ZEW President Professor Achim Wambach commented:
‘A recovering global economy is boosting expectations for Germany, with half of the respondents anticipating the country’s economy to pick up over the next six months. Further contributing to the heightened optimism are the much-improved assessments of the situation and economic expectations in Germany’s export destinations.’
However, EUR’s upside was significantly blocked as escalating tensions in the Middle East continued to rock global markets.
Pound (GBP) muted as UK labour market cools
The pound (GBP) was flat against most of its peers this morning following the UK’s latest employment data.
In February, UK unemployment hit 4.2%, leaping above market expectations and January’s upwardly revised 4%. In addition to this, average earnings in the three months prior to February 2024 eased more-than-forecast, cooling to 6%.
Markets are deliberating whether renewed signs of a loosening UK labour market could encourage the Bank of England (BoE) to promptly begin its unwinding cycle.
The data serves to reinforce concerns of a loosening UK labour market, boosting market expectations that the Bank of England (BoE) could begin lowering interest rates in June.

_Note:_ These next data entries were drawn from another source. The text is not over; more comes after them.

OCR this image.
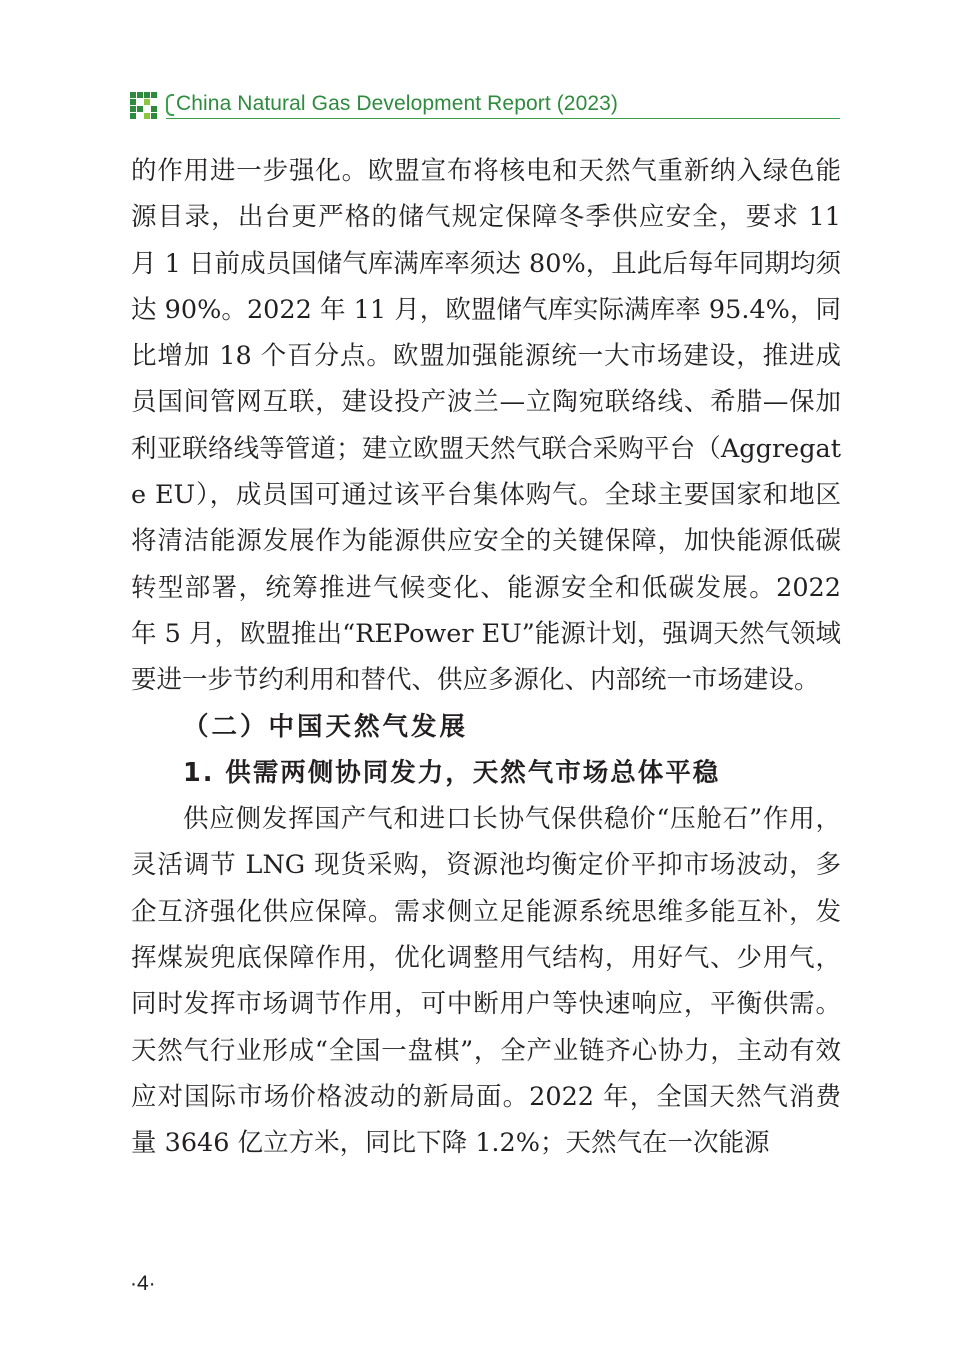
China Natural Gas Development Report (2023)

的作用进一步强化。欧盟宣布将核电和天然气重新纳入绿色能源目录，出台更严格的储气规定保障冬季供应安全，要求 11 月 1 日前成员国储气库满库率须达 80%，且此后每年同期均须达 90%。2022 年 11 月，欧盟储气库实际满库率 95.4%，同比增加 18 个百分点。欧盟加强能源统一大市场建设，推进成员国间管网互联，建设投产波兰—立陶宛联络线、希腊—保加利亚联络线等管道；建立欧盟天然气联合采购平台（Aggregate EU），成员国可通过该平台集体购气。全球主要国家和地区将清洁能源发展作为能源供应安全的关键保障，加快能源低碳转型部署，统筹推进气候变化、能源安全和低碳发展。2022 年 5 月，欧盟推出“REPower EU”能源计划，强调天然气领域要进一步节约利用和替代、供应多源化、内部统一市场建设。

（二）中国天然气发展
1. 供需两侧协同发力，天然气市场总体平稳

供应侧发挥国产气和进口长协气保供稳价“压舱石”作用，灵活调节 LNG 现货采购，资源池均衡定价平抑市场波动，多企互济强化供应保障。需求侧立足能源系统思维多能互补，发挥煤炭兜底保障作用，优化调整用气结构，用好气、少用气，同时发挥市场调节作用，可中断用户等快速响应，平衡供需。天然气行业形成“全国一盘棋”，全产业链齐心协力，主动有效应对国际市场价格波动的新局面。2022 年，全国天然气消费量 3646 亿立方米，同比下降 1.2%；天然气在一次能源

·4·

Yael Selfin, Chief Economist at KPMG UK, noted that the latest employment data reinforces speculations that the central bank is well on its way to loosening monetary policy this summer.
Selfin stated:
‘The slight easing in regular pay growth will bring some comfort for the Bank of England which has relied on the pay data as a key gauge of domestic inflationary pressure. Moreover, the rise in unemployment rate paints a picture of a less tight labour market. The exact timing of the first rate cut will be a hot debate for the monetary policy committee in the coming months’
Elsewhere, gloomy trading conditions may further stymie GBP ahead of tomorrow’s high impact inflation report. In the meantime, GBP is managing to gain ground in places, amid weakness in acutely risk-sensitive currencies.
Euro pound exchange rate forecast: UK inflation in focus
Coming up, the UK’s latest inflation data is due out on Wednesday morning. Economists forecast that headline inflation will have eased in March to 3.1%, notably slipping from February’s 3.4%. In addition to this core inflation is expected t have cooled last month to 4.1%, from 4.5% in the month prior.
Also due for release is the Eurozone’s finalised inflation rate. Confirmation that inflation cooled to 2.4% in March could further damage EUR exchange rates.